Flame Graph

Introduction

Flame graphs are a visualization of profiled software, allowing the most frequent code-paths to be identified quickly and accurately. They can be generated using open source programs on github.com/brendangregg/FlameGraph, which create interactive SVGs.

Example Usage

Following is step-by-step instruction using seti as example:

  • Install systemtap and clone nginx-systemtap-toolkit:
    apt-get install -y linux-tools-`uname -r` git systemtap
    git clone --depth 1 https://github.com/wxdublin/nginx-systemtap-toolkit.git
    
  • Get FlameGraph:
    git clone --depth 1 https://github.com/brendangregg/FlameGraph.git
    
  • Install kernel symbol
  • Install bonic and seti:
    apt-get install boinc-app-seti-dbg
    
  • create a SETI@home account and copy account key.
    boinccmd --project_attach http://setiathome.berkeley.edu <app key>
    
  • Generate On-CPU user space flare graph:
    cd ~/nginx-systemtap-toolkit
    ./sample-bt -p `pgrep seti | head -n 1` -t 5 -u > on.user
    c++filt < on.user  | ~/FlameGraph/stackcollapse-stap.pl | ~/FlameGraph/flamegraph.pl > on.user.svg
    
  • Generate On-CPU kernel space flare graph:
    ./sample-bt -p `pgrep seti | head -n 1` -t 5 -k > on.kern
    c++filt < on.kern  | ~/FlameGraph/stackcollapse-stap.pl | ~/FlameGraph/flamegraph.pl > on.kern.svg
    
  • Off-CPU User Flare Graph:
    cd ~/nginx-systemtap-toolkit
    ./sample-bt-off-cpu -p `pgrep seti | head -n 1` -t 5 -u > off.user
    c++filt < off.user  | ~/FlameGraph/stackcollapse-stap.pl | 
    ~/FlameGraph/flamegraph.pl > off.user.svg
    
  • On-CPU Kernel flare graph:
    ./sample-bt-off-cpu -p `pgrep seti | head -n 1` -t 5 -k > off.kern
    c++filt < off.kern  | ~/FlameGraph/stackcollapse-stap.pl | ~/FlameGraph/flamegraph.pl > off.kern.svg
    

    Analyze

In user level On-CPU graph, the top edges of boxes tells us who's running on CPU. Function seti_analyze is main user, and to be more specific its children functions 1) math algorithms: lcgf, float_to_uchar, f_getChiSq; 2) Memory related: GAUSS_INFO::GAUSS_INFO and GAUSS::!GAUSS_INGO. Kernel level On-CPU graph clearly say kernel only does four things: timer management, memory allocation, user/kernel switch and memory free.
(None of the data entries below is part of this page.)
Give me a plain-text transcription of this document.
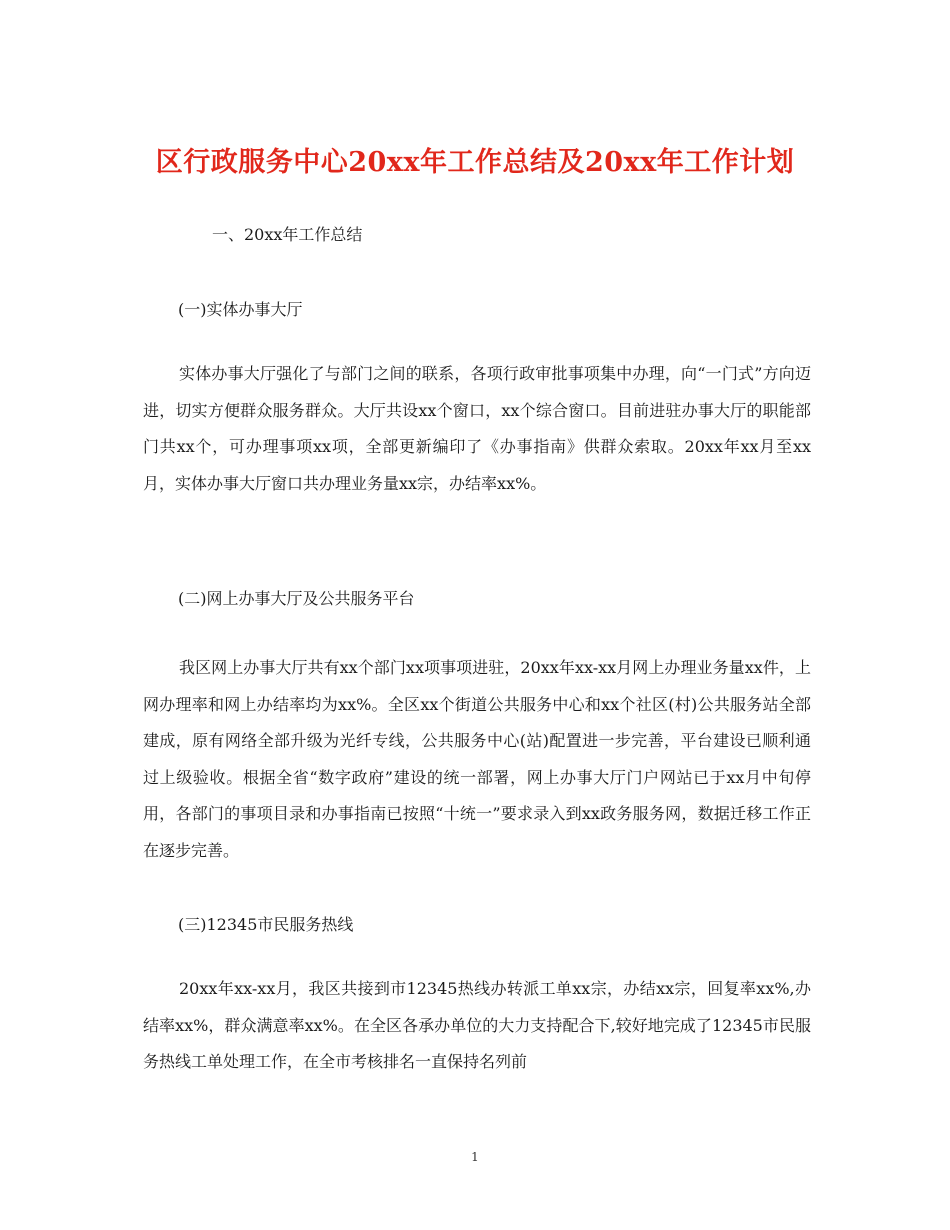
区行政服务中心20xx年工作总结及20xx年工作计划
一、20xx年工作总结
(一)实体办事大厅

实体办事大厅强化了与部门之间的联系，各项行政审批事项集中办理，向“一门式”方向迈进，切实方便群众服务群众。大厅共设xx个窗口，xx个综合窗口。目前进驻办事大厅的职能部门共xx个，可办理事项xx项，全部更新编印了《办事指南》供群众索取。20xx年xx月至xx月，实体办事大厅窗口共办理业务量xx宗，办结率xx%。

(二)网上办事大厅及公共服务平台

我区网上办事大厅共有xx个部门xx项事项进驻，20xx年xx-xx月网上办理业务量xx件，上网办理率和网上办结率均为xx%。全区xx个街道公共服务中心和xx个社区(村)公共服务站全部建成，原有网络全部升级为光纤专线，公共服务中心(站)配置进一步完善，平台建设已顺利通过上级验收。根据全省“数字政府”建设的统一部署，网上办事大厅门户网站已于xx月中旬停用，各部门的事项目录和办事指南已按照“十统一”要求录入到xx政务服务网，数据迁移工作正在逐步完善。

(三)12345市民服务热线

20xx年xx-xx月，我区共接到市12345热线办转派工单xx宗，办结xx宗，回复率xx%,办结率xx%，群众满意率xx%。在全区各承办单位的大力支持配合下,较好地完成了12345市民服务热线工单处理工作，在全市考核排名一直保持名列前

1
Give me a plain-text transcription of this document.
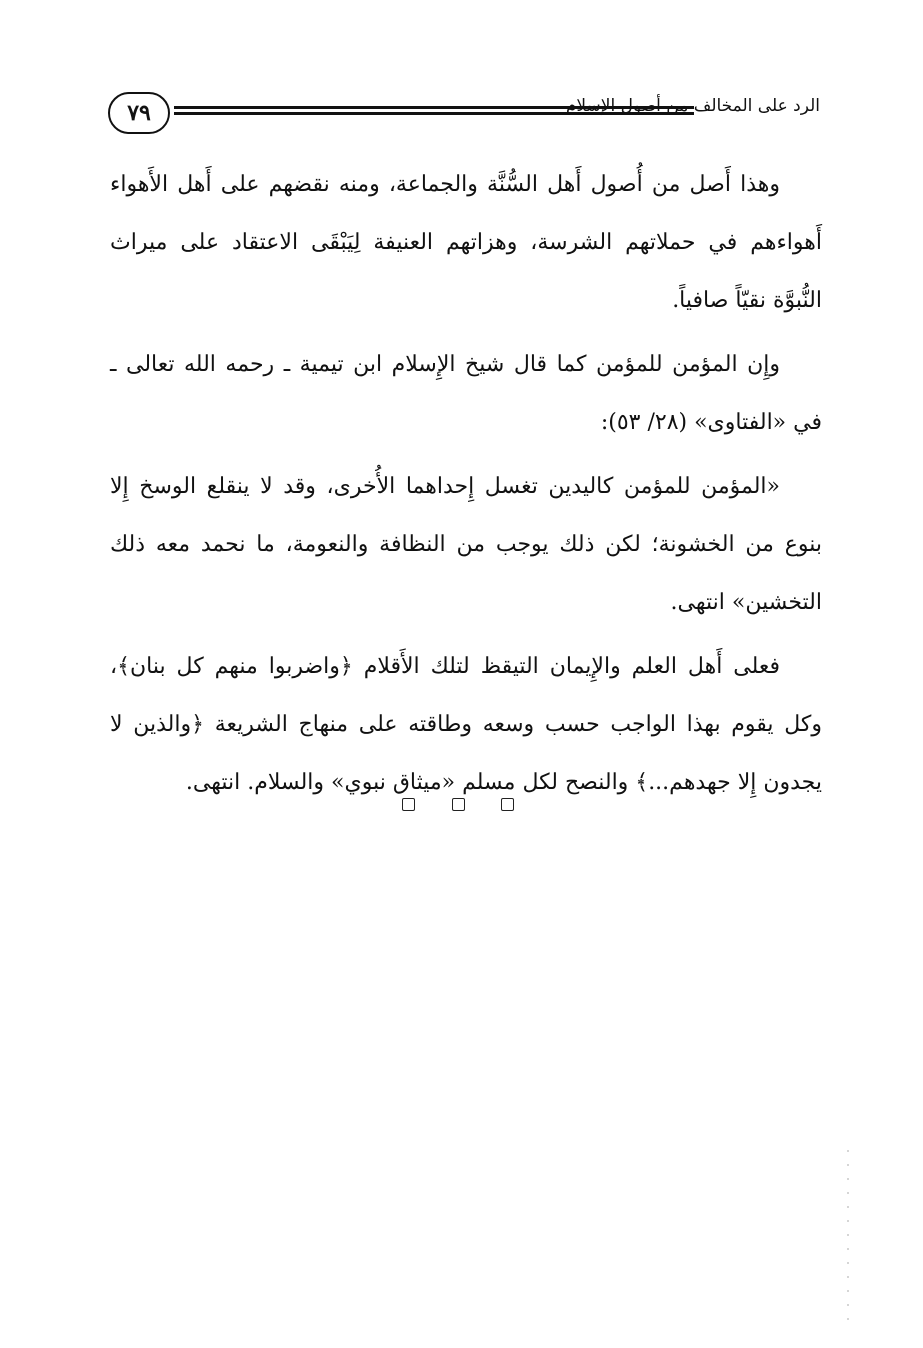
٧٩	الرد على المخالف من أصول الإسلام

وهذا أَصل من أُصول أَهل السُّنَّة والجماعة، ومنه نقضهم على أَهل الأَهواء أَهواءهم في حملاتهم الشرسة، وهزاتهم العنيفة لِيَبْقَى الاعتقاد على ميراث النُّبوَّة نقيّاً صافياً.

وإِن المؤمن للمؤمن كما قال شيخ الإِسلام ابن تيمية ـ رحمه الله تعالى ـ في «الفتاوى» (٢٨/ ٥٣):

«المؤمن للمؤمن كاليدين تغسل إِحداهما الأُخرى، وقد لا ينقلع الوسخ إِلا بنوع من الخشونة؛ لكن ذلك يوجب من النظافة والنعومة، ما نحمد معه ذلك التخشين» انتهى.

فعلى أَهل العلم والإِيمان التيقظ لتلك الأَقلام ﴿واضربوا منهم كل بنان﴾، وكل يقوم بهذا الواجب حسب وسعه وطاقته على منهاج الشريعة ﴿والذين لا يجدون إِلا جهدهم...﴾ والنصح لكل مسلم «ميثاق نبوي» والسلام. انتهى.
Kernel level Off-CPU graph just tells us the kernel is doing lots of scheduling. User level Off-CPU graph is the most difficult to understand. What caused the app off the CPU is not cleat at all. The root cause is I only did the user level tracing. To enable both kernel and user (like perf), I did: On-CPU Kernel/User: ./sample-bt-off-cpu -p pgrep seti | head -n 1 -t 5 -k -u> off.all c++filt < off.all | ~/FlameGraph/stackcollapse-stap.pl | ~/FlameGraph/flamegraph.pl > off.all.svg

From above we can understand well - the app invoke some syscall, and on the return, resume_userspace is called and because of timeslice already used up, another thread(process) is scheduled and so the app is in off-cpu state.